Saturday, July 12, 2014

Celebrating 95 Years - and Freedom!


Guadalupe Olvera will celebrate his 95th birthday with his family on July 12 in Santa Cruz, CA.
Had his daughter not rescued him in 2010 from the abusive guardianship of Jared E. Shafer, Mr. Olvera would probably have died soon thereafter alone and destitute in a LV rest home while Shafer slowly and meticulously stole all of his assets.

Read Steve Miller's Report

3 comments:

Thelma said...

Happy Birthday, Mr. Olvera!

StandUp said...

Happy Birthday Free Man!

Sue said...

Probate Cartel has the immunities and court protection of a public cartel although Probate Cartel is a private Cartel with Public Cartel protections with the judges with the rubber stamps approving the activities.

Lesson #2:

A cartel is a formal, explicit agreement among competing firms. It is a formal organization of producers and manufacturers that agree to fix prices, marketing, and production.

[1] Cartels usually occur in an oligopolistic industry, where the number of sellers is small (usually because barriers to entry, most notably startup costs, are high) and the products being traded are usually commodities.

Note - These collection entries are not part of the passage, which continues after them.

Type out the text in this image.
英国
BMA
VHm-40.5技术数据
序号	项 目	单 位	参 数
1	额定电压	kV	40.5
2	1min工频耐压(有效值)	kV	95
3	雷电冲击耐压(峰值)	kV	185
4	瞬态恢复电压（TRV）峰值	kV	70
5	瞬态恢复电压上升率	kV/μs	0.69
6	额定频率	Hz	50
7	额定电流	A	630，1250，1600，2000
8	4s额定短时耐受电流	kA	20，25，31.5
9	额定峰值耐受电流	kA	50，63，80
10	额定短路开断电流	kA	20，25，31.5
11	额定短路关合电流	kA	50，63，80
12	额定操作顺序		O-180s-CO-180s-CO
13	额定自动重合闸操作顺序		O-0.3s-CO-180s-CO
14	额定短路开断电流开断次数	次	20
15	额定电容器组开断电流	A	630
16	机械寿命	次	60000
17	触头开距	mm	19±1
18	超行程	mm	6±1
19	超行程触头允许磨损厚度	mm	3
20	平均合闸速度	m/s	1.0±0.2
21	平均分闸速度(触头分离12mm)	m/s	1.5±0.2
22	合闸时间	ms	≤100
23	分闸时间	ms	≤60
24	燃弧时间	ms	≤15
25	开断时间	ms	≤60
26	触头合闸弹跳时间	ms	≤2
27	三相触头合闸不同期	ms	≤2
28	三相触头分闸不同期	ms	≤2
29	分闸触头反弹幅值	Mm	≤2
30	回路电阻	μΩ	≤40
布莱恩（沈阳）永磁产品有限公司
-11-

Cartel members may agree on such matters as price fixing, total industry output, market shares, allocation of customers, allocation of territories, bid rigging, establishment of common sales agencies, and the division of profits or combination of these.

The aim of such collusion (also called the cartel agreement) is to increase individual members' profits by reducing competition.

VERY IMPORTANT AREA PUBLIC VS PRIVATE CARTELS:

****One can distinguish private cartels from public cartels.

In the public cartel a government is involved to enforce the cartel agreement, and the government's sovereignty shields such cartels from legal actions.

Inversely, private cartels are subject to legal liability under the antitrust laws now found in nearly every nation of the world.

Furthermore, the purpose of private cartels is to benefit only those individuals who constitute it, public cartels, in theory, work to pass on benefits to the populace as a whole.

Competition laws often forbid private cartels.

Identifying and breaking up cartels is an important part of the competition policy in most countries, although proving the existence of a cartel is rarely easy, as firms are usually not so careless as to put collusion agreements on paper.[2][3]